An intermediate step in the evolution of ATPases: a hybrid F(0)-V(0) rotor in a bacterial Na(+) F(1)F(0) ATP synthase

The Na(+) F(1)F(0) ATP synthase operon of the anaerobic, acetogenic bacterium Acetobacterium woodii is unique because it encodes two types of c subunits, two identical 8 kDa bacterial F(0)-like c subunits (c(2) and c(3)), with two transmembrane helices, and a 18 kDa eukaryal V(0)-like (c(1)) c subunit, with four transmembrane helices but only one binding site. To determine whether both types of rotor subunits are present in the same c ring, we have isolated and studied the composition of the c ring. High-resolution atomic force microscopy of 2D crystals revealed 11 domains, each corresponding to two transmembrane helices. A projection map derived from electron micrographs, calculated to 5 A resolution, revealed that each c ring contains two concentric, slightly staggered, packed rings, each composed of 11 densities, representing 22 transmembrane helices. The inner and outer diameters of the rings, measured at the density borders, are approximately 17 and 50 A. Mass determination by laser-induced liquid beam ion desorption provided evidence that the c rings contain both types of c subunits. The stoichiometry for c(2)/c(3) : c(1) was 9 : 1. Furthermore, this stoichiometry was independent of the carbon source of the growth medium. These analyses clearly demonstrate, for the first time, an F(0)-V(0) hybrid motor in an ATP synthase.     

Effect of solvents on obligately anaerobic bacteria

Growth of Acetobacterium woodii and Clostridium sporogenes was studied in the presence of water-immiscible solvents. Nitrogen purging, vacuum distillation or distillation under nitrogen were all suitable as methods to remove oxygen from the solvents, since growth rates and yields of A. woodii were unaffected in the presence of tetradecane which had been degassed by these methods. Varying the solvent volume from 20% to 80% of the culture volume had little effect on growth rate of A. woodii. A.woodii was relatively sensitive to organic solvents since growth was inhibited by alkanes with logP(octanol/water) values below 7.1. C. sporogenes was less solvent sensitive, since it grew without inhibition when the logP of the solvent was > or = 6.6. Nevertheless, both A. woodii and C. sporogenes were more sensitive to solvent polarity than aerobic bacteria.     
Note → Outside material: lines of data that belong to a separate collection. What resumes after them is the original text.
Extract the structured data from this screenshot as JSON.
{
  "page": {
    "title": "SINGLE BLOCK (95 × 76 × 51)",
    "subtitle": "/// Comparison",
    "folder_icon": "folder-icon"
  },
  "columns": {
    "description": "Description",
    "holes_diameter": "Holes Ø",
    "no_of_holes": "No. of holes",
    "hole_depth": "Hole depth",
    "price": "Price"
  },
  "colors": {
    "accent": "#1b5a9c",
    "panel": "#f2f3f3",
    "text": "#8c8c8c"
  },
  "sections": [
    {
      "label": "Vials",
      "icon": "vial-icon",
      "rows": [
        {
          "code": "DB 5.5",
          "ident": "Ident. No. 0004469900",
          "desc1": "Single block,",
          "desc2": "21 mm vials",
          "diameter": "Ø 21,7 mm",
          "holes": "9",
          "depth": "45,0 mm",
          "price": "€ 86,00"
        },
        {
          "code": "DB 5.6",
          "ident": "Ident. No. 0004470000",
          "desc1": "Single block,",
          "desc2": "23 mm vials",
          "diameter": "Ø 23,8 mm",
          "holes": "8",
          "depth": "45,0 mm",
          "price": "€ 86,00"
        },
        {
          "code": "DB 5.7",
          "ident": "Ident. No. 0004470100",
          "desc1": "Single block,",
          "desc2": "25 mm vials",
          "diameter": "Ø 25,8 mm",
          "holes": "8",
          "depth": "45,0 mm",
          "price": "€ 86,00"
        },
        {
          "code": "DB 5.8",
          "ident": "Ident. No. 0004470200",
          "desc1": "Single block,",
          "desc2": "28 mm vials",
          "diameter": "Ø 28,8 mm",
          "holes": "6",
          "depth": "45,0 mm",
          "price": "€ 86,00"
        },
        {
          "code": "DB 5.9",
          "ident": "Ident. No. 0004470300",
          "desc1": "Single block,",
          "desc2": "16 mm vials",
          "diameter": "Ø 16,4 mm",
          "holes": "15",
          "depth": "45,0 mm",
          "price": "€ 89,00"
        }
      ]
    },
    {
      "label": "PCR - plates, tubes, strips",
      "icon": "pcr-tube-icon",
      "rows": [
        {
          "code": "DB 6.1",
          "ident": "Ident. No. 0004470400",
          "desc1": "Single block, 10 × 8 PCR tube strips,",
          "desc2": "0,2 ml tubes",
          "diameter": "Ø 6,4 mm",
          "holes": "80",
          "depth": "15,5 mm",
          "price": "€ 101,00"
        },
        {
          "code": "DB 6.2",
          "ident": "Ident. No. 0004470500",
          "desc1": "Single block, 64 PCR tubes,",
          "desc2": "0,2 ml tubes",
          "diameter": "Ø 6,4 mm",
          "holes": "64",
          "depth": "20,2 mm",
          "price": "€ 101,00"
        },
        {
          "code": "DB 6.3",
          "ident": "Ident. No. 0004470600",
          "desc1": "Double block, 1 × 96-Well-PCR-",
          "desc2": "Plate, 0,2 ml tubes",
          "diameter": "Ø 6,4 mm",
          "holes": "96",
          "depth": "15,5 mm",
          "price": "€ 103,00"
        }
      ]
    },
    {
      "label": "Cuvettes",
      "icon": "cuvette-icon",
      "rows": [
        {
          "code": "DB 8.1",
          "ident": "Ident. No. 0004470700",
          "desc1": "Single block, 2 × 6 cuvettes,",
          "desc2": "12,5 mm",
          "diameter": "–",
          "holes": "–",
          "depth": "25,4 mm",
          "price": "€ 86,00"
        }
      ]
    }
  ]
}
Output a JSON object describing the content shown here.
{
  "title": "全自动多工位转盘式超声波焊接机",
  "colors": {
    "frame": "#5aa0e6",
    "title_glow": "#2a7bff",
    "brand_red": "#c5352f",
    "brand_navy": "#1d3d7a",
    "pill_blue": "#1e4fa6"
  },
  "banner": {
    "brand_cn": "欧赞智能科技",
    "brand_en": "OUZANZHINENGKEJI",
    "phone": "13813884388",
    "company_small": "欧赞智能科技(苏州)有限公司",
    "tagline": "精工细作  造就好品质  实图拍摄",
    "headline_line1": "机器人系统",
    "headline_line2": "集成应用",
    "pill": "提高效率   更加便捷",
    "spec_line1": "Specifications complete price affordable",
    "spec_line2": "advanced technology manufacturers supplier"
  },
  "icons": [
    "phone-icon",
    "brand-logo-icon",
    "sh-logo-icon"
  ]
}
A Bacterial Electron-bifurcating Hydrogenase

The Wood-Ljungdahl pathway of anaerobic CO(2) fixation with hydrogen as reductant is considered a candidate for the first life-sustaining pathway on earth because it combines carbon dioxide fixation with the synthesis of ATP via a chemiosmotic mechanism. The acetogenic bacterium Acetobacterium woodii uses an ancient version of the pathway that has only one site to generate the electrochemical ion potential used to drive ATP synthesis, the ferredoxin-fueled, sodium-motive Rnf complex. However, hydrogen-based ferredoxin reduction is endergonic, and how the steep energy barrier is overcome has been an enigma for a long time. We have purified a multimeric [FeFe]-hydrogenase from A. woodii containing four subunits (HydABCD) which is predicted to have one [H]-cluster, three [2Fe2S]-, and six [4Fe4S]-clusters consistent with the experimental determination of 32 mol of Fe and 30 mol of acid-labile sulfur. The enzyme indeed catalyzed hydrogen-based ferredoxin reduction, but required NAD(+) for this reaction. NAD(+) was also reduced but only in the presence of ferredoxin. NAD(+) and ferredoxin reduction both required flavin. Spectroscopic analyses revealed that NAD(+) and ferredoxin reduction are strictly coupled and that they are reduced in a 1:1 stoichiometry. Apparently, the multimeric hydrogenase of A. woodii is a soluble energy-converting hydrogenase that uses electron bifurcation to drive the endergonic ferredoxin reduction by coupling it to the exergonic NAD(+) reduction.